The "Lobotomy Chic" Aesthetic If you scroll TikTok, you’ll see Boreout disguised as an aesthetic. We’ve moved past the "Girlboss" era and landed straight into "Lobotomy Chic" or the "Dissociative Pout" that dead-eyed, checked-out look that says, “The lights are on, but nobody’s home.”
It’s the visual representation of Boreout. We aren’t engaging; we’re glazing.
We joke about wanting a "Lazy Girl Job"a role that pays well for minimal effort but here’s the trap: once you actually get one, the novelty wears off in three months. Then, the existential dread sets in. You realize that "Act Your Wage" (doing the bare minimum) protects your energy, yes, but it also starves your curiosity.
Is Your Life a Scene from Severance? Watching Severance felt like a documentary for the Boreout generation. Mark Scout doesn’t hate his job because it’s hard; he hates it because it’s a meaningless loop of sorting numbers. He severs his brain to avoid the sheer monotony of being there.
We do the same thing, just without the surgery. We doom-scroll between meetings. We "Bed Rot" all weekend to recover from a week where we did… nothing substantial. We engage in "Quiet Quitting," not as a protest, but as a defense mechanism against boredom.
The "Rust-Out" Danger The problem with Boreout is that it feels safe. It feels comfortable. You have the paycheck, the AC, the "Chill Job." But underneath, you are engaging in what psychologists call Rust-Out. Your skills are rusting. Your confidence is rusting.
When you eventually try to leave that boring job, you feel like you’ve forgotten how to run. You start doubting if you can even handle a challenge anymore. That is the real cost of comfort.
So, How Do We Unglaze? If you’re reading this and thinking, “Oh god, it’s me,” don’t panic.
But don’t stay there.
Name the Ghost: Stop calling it "chill." Call it what it is: Under-stimulation. Admitting you are bored is the first step to reclaiming your brain.

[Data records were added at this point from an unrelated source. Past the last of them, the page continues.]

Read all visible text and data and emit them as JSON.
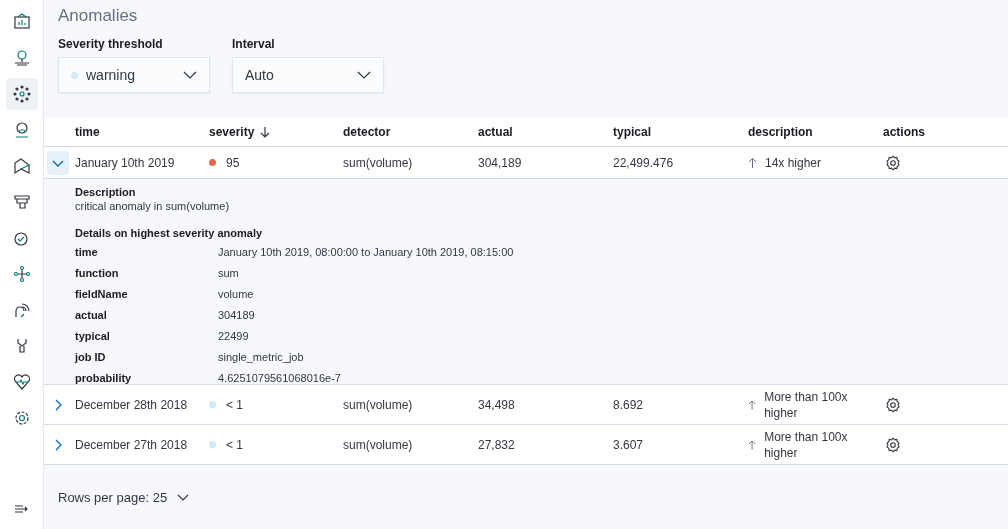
{
  "sidebar": {
    "items": [
      {
        "kind": "dashboard",
        "selected": false
      },
      {
        "kind": "pin",
        "selected": false
      },
      {
        "kind": "dots",
        "selected": true
      },
      {
        "kind": "person",
        "selected": false
      },
      {
        "kind": "map",
        "selected": false
      },
      {
        "kind": "stack",
        "selected": false
      },
      {
        "kind": "check",
        "selected": false
      },
      {
        "kind": "nodes",
        "selected": false
      },
      {
        "kind": "signal",
        "selected": false
      },
      {
        "kind": "wrench",
        "selected": false
      },
      {
        "kind": "heart",
        "selected": false
      },
      {
        "kind": "gear",
        "selected": false
      }
    ]
  },
  "title": "Anomalies",
  "filters": [
    {
      "label": "Severity threshold",
      "value": "warning",
      "color": "#d2e9f7"
    },
    {
      "label": "Interval",
      "value": "Auto"
    }
  ],
  "table": {
    "columns": [
      {
        "label": "time",
        "sorted": false
      },
      {
        "label": "severity",
        "sorted": true
      },
      {
        "label": "detector",
        "sorted": false
      },
      {
        "label": "actual",
        "sorted": false
      },
      {
        "label": "typical",
        "sorted": false
      },
      {
        "label": "description",
        "sorted": false
      },
      {
        "label": "actions",
        "sorted": false
      }
    ],
    "rows": [
      {
        "expanded": true,
        "time": "January 10th 2019",
        "color": "#e7664c",
        "severity": "95",
        "detector": "sum(volume)",
        "actual": "304,189",
        "typical": "22,499.476",
        "description": "14x higher",
        "details": {
          "description_heading": "Description",
          "description": "critical anomaly in sum(volume)",
          "details_heading": "Details on highest severity anomaly",
          "fields": [
            {
              "label": "time",
              "value": "January 10th 2019, 08:00:00 to January 10th 2019, 08:15:00"
            },
            {
              "label": "function",
              "value": "sum"
            },
            {
              "label": "fieldName",
              "value": "volume"
            },
            {
              "label": "actual",
              "value": "304189"
            },
            {
              "label": "typical",
              "value": "22499"
            },
            {
              "label": "job ID",
              "value": "single_metric_job"
            },
            {
              "label": "probability",
              "value": "4.6251079561068016e-7"
            }
          ]
        }
      },
      {
        "expanded": false,
        "time": "December 28th 2018",
        "color": "#d2e9f7",
        "severity": "< 1",
        "detector": "sum(volume)",
        "actual": "34,498",
        "typical": "8.692",
        "description": "More than 100x higher"
      },
      {
        "expanded": false,
        "time": "December 27th 2018",
        "color": "#d2e9f7",
        "severity": "< 1",
        "detector": "sum(volume)",
        "actual": "27,832",
        "typical": "3.607",
        "description": "More than 100x higher"
      }
    ]
  },
  "pagination": {
    "label": "Rows per page: 25"
  }
}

Find "Good" Friction: If your job won’t challenge you, you have to challenge yourself. Pick a side quest. Learn a skill that has nothing to do with your KRA. Start a "passion project" (even if you hate that term). Give your brain a chew toy.
Gamify the Monotony: Can you automate that boring report? Can you redesign the team workflow? Creating your own challenges within a boring role is a classic psych hack to re-enter a state of Flow.
Boreout is silent, but it’s loud in your head. Don’t let the "Corporate Glaze" become your permanent expression. You were built for more than just keeping a seat warm.